Vince Cable pledged to crack down on the “outrageous” renumeration packages offered to some senior business managers just as it emerged that Network Rail is to hand its former chief executive a £1 million payoff.

Speaking at the Association of British Insurer’s biennial conference yesterday, the Business Secretary said that, over the next few weeks, he intended to summon all those involved in setting pay, including the heads of renumeration committees, at the UK’s largest companies to discuss ways of curbing “excessive and unjustified” pay and bonuses.

The aim was to “intervene sensibly” in order to end a “culture of rewards for failure”, which was unforgivable at a time when real wages were being squeezed across the country, he added.

Cable likewise confirmed plans to launch a consultation on changes to company reporting next month that will propose tougher provisions on the disclosure of executive pay and its link to company performance.

The problem was that executives’ salaries had soared even though their firms had underperformed and corporate pay policies often encouraged short-term behaviour that hurt company share values, he said.

“Ridiculous levels of renumeration are going unchallenged as the norm. There is no clear evidence of correlation with performance. It’s outrageous that last year median earnings for FTSE 100 chief executives rose 32%, whereas the share index rose only 7% and the average employee pay rose by less than 2%,” Cable said.

Speaking at the same event, former City Minister Lord Myners suggested that investors should be included on company renumeration panels in order to scrutinise executive pay. He warned that responsibility for compensation “needs to be firmly placed in the hands of shareholders”.

The statement came was Transport secretary Philip Hammond condemned Network Rail for handing former chief executive Iain Coucher a £1 million payoff as part of a package that included a year’s pay in lieu of notice and a settlement related to the company’s long-term incentive plan.

Coucher stepped down as chief executive last year after three years in the role and his renumeration was listed in the firm’s annual report, which is published today.

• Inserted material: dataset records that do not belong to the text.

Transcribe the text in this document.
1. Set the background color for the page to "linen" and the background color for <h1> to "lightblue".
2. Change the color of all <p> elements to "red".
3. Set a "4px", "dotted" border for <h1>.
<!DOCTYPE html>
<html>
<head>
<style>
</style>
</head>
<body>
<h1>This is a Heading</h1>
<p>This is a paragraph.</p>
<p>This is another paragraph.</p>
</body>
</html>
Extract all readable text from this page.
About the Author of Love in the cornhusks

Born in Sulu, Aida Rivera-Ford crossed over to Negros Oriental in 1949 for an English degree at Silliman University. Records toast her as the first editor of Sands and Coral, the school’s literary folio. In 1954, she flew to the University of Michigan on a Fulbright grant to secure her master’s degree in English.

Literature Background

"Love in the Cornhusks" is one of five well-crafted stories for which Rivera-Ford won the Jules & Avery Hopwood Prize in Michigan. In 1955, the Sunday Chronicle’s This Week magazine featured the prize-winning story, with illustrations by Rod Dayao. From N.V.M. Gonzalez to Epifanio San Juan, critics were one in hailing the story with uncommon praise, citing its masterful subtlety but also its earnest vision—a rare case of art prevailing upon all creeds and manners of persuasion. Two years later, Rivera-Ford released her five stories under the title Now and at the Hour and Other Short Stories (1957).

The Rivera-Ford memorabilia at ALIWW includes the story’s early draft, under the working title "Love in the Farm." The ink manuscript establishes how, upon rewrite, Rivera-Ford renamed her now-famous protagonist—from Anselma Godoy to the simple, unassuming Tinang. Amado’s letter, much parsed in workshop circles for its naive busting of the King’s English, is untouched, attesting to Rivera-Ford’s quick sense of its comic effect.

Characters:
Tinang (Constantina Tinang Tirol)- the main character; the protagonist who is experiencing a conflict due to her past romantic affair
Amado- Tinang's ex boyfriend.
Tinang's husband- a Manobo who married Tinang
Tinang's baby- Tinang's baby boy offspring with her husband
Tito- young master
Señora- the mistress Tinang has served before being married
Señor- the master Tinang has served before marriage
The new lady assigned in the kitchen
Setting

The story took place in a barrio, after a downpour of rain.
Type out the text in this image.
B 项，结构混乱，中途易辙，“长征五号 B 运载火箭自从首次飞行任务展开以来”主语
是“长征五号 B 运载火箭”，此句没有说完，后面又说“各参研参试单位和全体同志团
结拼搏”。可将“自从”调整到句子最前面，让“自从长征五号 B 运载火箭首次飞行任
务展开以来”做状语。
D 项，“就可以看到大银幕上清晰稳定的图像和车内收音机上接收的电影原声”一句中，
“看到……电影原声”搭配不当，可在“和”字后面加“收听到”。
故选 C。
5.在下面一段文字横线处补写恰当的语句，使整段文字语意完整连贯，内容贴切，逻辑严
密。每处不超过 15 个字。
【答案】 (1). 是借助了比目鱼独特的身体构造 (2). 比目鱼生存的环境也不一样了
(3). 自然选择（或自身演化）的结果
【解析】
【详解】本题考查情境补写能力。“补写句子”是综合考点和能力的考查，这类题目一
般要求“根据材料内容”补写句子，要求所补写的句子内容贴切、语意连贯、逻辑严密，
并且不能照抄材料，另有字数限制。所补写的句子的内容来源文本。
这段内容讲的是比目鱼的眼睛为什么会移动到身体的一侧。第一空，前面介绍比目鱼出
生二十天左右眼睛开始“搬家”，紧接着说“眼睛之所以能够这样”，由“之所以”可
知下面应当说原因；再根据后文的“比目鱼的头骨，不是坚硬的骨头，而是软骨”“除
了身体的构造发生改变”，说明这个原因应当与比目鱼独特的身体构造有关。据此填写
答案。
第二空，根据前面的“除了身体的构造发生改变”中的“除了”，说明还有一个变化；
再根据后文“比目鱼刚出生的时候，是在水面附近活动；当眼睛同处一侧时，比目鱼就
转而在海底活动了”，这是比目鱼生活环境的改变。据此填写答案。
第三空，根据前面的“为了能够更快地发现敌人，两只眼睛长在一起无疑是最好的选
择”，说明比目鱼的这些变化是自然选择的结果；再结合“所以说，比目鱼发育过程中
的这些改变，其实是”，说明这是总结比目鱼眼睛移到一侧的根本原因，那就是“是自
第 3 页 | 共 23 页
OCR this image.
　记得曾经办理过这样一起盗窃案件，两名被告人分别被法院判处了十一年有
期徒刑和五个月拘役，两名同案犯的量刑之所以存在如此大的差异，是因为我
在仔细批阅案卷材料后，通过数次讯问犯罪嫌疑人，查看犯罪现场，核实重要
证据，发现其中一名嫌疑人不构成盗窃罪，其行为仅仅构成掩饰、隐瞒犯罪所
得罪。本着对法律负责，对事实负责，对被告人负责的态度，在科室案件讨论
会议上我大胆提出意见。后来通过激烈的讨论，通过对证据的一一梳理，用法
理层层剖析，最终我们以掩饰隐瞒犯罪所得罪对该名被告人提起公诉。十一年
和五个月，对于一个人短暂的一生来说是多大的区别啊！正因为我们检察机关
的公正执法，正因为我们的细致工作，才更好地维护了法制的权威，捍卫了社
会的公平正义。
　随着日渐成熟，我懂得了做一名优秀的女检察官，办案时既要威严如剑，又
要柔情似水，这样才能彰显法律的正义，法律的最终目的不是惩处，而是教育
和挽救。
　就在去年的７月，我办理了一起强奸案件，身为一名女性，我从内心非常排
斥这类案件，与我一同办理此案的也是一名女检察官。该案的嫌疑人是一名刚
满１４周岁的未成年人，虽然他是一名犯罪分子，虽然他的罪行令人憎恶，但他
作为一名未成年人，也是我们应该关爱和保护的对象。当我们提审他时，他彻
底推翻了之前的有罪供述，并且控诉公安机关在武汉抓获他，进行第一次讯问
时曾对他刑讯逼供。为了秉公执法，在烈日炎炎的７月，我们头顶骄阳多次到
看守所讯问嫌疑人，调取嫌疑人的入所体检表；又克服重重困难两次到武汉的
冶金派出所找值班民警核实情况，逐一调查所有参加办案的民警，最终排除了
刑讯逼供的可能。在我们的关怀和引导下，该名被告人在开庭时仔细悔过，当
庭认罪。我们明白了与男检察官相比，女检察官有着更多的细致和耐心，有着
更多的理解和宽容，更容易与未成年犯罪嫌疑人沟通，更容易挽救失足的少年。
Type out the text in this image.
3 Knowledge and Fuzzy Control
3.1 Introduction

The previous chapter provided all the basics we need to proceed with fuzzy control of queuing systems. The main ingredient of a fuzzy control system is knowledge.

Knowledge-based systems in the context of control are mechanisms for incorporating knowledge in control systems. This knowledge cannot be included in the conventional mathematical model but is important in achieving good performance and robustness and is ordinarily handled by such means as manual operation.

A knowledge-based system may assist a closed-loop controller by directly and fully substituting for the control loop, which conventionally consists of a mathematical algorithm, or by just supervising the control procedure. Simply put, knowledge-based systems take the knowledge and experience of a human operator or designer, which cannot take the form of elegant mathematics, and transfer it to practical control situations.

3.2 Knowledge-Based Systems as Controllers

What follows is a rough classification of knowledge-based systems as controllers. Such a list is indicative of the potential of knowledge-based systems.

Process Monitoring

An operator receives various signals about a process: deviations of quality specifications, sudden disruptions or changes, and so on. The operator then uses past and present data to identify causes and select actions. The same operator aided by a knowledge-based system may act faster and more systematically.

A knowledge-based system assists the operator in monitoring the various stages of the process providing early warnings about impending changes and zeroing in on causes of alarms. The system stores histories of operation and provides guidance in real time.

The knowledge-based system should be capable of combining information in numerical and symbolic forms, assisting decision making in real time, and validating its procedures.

Hammond told the Guardian: “This payoff will stick in the gullet of every farepayer and taxpayer who think they pay too much to use our railway. The payoff is based on his contractual rights, but most people will feel it doesn’t sit well given the difficult times most families are facing.”

The coalition government had made it clear that any future incentive schemes should focus on “rewarding exceptional and sustained long-term performance and be based on the principle that bonuses are not an automatic right”, he added.

The announcement comes a month after Coucher was cleared by an independent investigation of misusing public funds. Antony White QC, who is an expert in asset tracing and employment law, was appointed to look into allegations that public money had been illicitly spent on perks.

White severely criticised the “astonishing” behaviour of Peter Bennett, Network Rail’s head of HR, who described an employee complaining of sex discrimination as a “silly cow”.